I’ve written about this before. Every game, every loss, every dropped ball, and every missed save with count with a significant factor of 2.5, requiring a play intensity that is only seen in the postseason normally. The factor if you want to split hairs is between 2.5 and 2.7. Here is an example, if your closer blows 3 saves in a row, in a regular-season that would be like 10 saves blown, an unthinkable situation.  If say, Giancarlo Stanton hits three home runs in a series, it would be the same as hitting 10 home runs in a series during a regular season.  Or we could talk about Aaron Judge hitting 3 homers in two games.  Multiply that by 2.5. You get the point.

3. Image an AL Wild Card game played against a team you haven’t played against in your regular season.

This 2020 season is marvelously set up so teams don’t have to travel much.

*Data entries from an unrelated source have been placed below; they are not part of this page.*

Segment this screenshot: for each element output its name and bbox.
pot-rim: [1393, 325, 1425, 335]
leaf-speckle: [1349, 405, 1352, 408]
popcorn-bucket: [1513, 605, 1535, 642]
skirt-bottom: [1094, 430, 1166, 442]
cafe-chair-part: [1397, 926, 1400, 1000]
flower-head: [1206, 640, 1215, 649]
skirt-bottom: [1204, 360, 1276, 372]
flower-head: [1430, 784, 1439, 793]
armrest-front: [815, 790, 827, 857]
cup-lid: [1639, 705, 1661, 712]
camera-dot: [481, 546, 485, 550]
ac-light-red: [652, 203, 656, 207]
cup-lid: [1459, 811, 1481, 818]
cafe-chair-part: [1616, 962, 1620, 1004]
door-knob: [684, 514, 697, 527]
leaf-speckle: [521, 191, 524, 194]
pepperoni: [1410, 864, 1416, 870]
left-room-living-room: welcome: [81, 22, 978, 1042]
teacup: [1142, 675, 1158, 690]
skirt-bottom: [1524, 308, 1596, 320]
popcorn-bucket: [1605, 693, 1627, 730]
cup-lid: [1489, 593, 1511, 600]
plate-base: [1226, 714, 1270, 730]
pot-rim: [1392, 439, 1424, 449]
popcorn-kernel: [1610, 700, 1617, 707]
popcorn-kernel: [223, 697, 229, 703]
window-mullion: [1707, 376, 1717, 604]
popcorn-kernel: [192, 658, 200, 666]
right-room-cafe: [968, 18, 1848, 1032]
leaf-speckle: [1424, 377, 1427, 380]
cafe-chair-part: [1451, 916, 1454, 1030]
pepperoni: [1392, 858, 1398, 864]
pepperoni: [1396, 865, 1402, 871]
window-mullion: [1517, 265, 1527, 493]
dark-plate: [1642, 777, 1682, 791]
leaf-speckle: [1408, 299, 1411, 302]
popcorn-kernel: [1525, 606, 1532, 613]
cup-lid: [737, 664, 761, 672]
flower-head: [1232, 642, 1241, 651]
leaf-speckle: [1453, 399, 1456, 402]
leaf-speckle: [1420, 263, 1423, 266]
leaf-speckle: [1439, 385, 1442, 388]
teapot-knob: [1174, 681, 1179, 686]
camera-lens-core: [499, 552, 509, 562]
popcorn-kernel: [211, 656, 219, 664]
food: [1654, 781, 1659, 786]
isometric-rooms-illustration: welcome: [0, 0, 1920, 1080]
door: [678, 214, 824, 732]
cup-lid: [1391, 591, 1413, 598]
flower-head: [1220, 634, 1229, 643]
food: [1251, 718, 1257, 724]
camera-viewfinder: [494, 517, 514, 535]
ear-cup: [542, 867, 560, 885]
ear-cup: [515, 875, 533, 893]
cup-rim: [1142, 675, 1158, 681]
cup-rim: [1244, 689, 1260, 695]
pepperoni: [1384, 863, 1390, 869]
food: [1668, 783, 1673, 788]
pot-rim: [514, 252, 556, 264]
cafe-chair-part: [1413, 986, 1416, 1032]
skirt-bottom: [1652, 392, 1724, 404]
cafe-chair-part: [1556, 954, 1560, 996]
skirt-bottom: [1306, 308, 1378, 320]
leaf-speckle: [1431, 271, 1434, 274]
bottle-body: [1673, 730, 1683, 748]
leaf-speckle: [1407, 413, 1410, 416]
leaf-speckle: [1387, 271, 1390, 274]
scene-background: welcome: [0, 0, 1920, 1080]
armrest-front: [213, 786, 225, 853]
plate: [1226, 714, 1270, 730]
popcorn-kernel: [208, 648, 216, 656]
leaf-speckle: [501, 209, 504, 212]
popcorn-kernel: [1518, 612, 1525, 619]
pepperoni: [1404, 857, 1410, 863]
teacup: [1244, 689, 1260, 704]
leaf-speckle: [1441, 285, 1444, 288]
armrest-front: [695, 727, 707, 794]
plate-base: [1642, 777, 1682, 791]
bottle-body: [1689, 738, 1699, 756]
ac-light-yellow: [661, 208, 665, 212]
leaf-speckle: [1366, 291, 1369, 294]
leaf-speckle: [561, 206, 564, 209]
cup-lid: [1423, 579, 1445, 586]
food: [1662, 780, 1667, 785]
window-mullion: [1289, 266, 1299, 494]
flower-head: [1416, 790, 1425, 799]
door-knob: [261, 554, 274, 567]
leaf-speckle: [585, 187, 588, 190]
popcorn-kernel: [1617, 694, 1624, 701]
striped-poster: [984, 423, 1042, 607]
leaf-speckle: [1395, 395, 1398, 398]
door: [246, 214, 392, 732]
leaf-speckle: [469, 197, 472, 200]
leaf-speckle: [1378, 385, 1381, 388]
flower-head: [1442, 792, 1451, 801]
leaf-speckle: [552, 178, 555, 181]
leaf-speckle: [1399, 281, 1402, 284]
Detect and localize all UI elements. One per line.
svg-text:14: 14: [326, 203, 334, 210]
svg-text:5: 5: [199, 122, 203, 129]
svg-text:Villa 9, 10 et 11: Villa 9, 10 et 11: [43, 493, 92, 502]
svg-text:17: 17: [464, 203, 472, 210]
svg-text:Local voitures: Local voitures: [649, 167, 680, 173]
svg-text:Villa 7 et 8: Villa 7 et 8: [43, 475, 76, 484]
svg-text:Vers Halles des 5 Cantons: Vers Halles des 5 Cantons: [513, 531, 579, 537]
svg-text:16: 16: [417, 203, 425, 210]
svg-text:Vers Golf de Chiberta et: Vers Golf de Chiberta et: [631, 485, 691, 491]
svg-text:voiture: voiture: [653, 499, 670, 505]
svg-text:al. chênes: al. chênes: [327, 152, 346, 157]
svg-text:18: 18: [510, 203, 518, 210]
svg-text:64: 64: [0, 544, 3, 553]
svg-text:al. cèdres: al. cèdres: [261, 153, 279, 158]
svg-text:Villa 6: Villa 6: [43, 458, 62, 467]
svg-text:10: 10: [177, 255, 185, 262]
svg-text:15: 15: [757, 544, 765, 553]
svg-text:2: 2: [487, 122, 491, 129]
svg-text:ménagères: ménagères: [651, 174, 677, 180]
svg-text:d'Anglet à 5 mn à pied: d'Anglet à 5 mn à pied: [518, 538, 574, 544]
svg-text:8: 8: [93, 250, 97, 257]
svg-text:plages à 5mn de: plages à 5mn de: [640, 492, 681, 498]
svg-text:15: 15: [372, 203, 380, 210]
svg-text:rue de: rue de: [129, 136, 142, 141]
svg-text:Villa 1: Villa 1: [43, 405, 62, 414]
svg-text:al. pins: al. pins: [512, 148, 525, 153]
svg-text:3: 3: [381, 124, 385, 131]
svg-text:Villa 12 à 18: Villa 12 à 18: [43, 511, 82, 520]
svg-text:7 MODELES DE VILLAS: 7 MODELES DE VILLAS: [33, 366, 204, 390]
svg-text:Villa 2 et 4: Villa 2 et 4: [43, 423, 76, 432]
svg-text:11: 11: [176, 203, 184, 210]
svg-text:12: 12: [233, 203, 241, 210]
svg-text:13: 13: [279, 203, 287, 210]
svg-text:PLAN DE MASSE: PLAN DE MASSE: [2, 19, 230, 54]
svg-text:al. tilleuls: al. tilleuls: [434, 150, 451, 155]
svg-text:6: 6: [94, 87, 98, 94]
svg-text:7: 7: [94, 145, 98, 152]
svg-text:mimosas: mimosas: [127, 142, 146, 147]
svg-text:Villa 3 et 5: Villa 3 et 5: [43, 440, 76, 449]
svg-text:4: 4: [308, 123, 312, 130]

Teams in the three geographic regions will still get to play their traditional rivals and they will also play the teams in the opposing League.  But think about this for a moment.  In a short season in the end there may be as many as seventeen teams playing for a wild card position.  Any given team may have to for a wild card berth against a team they have never played against.  Example the White Sox playing against the Blue Jays.  Fair?  Probably not.

4. What’s the big deal with the man on 2nd after nine innings?

Many baseball purists make a big deal over the man on 2nd in each half inning after nine innings.  Think about in a short season we don’t want bullpens worn out from fifteen inning games.  In a short 60 game season bases on statistics that might happen only five or six times, so it really isn’t a big deal.

5. Is there a home-field advantage in 2020?

In a normal 162 game season, it is well known that there is a home-field advantage in both an individual series and in the postseason. But is there a home-field advantage, if there is will it be fair.  No. The Toronto Blue Jays won’t be able to have real home games because they can play at Roger’s Center.  In other parks with no fans in the stands does it lessen the home-field advantage. Yes, it does.  This will be a season like no other.

6. Is the 2020 season fair to all?

No, it’s not. I’ve already mentioned the Toronto Blue Jays having no home park to play in.  Are they at a disadvantage?  Probably.  Then there is the situation of the St. Louis Cardinals.  In the normal season, the would have played nine competitive fun-filled games with the New York Yankees. Now instead they will play 10 games against the lowly Kansas City Royals and Detroit Tigers.  Far to the other teams, hell no.  What a gift.